I do believe that is Emerald Fennell’s main goal with Saltburn. I’ve seen many ask ‘What are we supposed to take away from this?’ And no, I don’t believe we are supposed to walk away with a tepid inner monologue droning about class criticism. Saltburn is less an ‘eat the rich’ film and more an ‘eat out the rich’ film (notice the fixation on bodily fluids, so far as to be assigned to each character with the same casual purpose as any other idiosyncrasy; Venetia and blood, Farleigh and spit, Felix and spend). Its commentary on the middle class – particularly the upper-middle class – and its relationship to the extraordinarily wealthy is present, but takes a backseat. Saltburn is fundamentally an interrogation of our relationship with our own desire and how destructive that desire can be. It’s why we empathise with Oliver. It’s why we connect as much as we cringe. The film has to be queasy and uncomfortable; it has to freak you out and grip you in order to show you how impossibly carnivorous, locust, and insane that desire can be.

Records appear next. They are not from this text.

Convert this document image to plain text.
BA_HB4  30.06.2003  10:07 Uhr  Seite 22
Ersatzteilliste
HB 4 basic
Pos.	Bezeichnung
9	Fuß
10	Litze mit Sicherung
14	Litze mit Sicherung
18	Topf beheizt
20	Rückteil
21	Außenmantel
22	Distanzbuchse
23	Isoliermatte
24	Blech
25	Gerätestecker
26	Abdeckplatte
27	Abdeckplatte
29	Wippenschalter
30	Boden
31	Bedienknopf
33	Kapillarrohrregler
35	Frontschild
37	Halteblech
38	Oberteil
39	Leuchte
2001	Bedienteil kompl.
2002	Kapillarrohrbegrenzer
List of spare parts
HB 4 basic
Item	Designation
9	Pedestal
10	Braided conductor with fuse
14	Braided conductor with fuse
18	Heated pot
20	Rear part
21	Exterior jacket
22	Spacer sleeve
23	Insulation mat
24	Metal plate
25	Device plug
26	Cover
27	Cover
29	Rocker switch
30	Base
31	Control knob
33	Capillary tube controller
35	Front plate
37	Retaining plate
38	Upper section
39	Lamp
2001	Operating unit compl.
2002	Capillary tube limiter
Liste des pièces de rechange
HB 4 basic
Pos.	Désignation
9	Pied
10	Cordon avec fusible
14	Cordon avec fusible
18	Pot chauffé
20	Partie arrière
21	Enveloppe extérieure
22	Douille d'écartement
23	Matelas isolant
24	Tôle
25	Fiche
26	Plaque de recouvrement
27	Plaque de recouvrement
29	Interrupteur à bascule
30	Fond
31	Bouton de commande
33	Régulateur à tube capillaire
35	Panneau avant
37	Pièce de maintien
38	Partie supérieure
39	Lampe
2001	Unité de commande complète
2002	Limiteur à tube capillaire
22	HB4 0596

An unreliable narrator grieves

‘I…I hated him. I hated him! Yeah, I—I hated him.’ Oliver sighs at the end of it all. His monologue to whom? A comatose witness, a nobody audience? Desperate to convince himself and him alone it seems. Convince himself that this is what he wanted—all he wanted all along. Defensive. Cagey and paranoid around his own self-failure (don’t look! don’t look!). Willing to turn himself inside out to cope with the grief of his mistake: ‘This was always the way it was supposed to go. I meant for it. I meant for it.’ The events of the maze mark the frantic spiral of it all. There it goes, down the drain. And Oliver meant to pull the plug, he did. You have to believe him.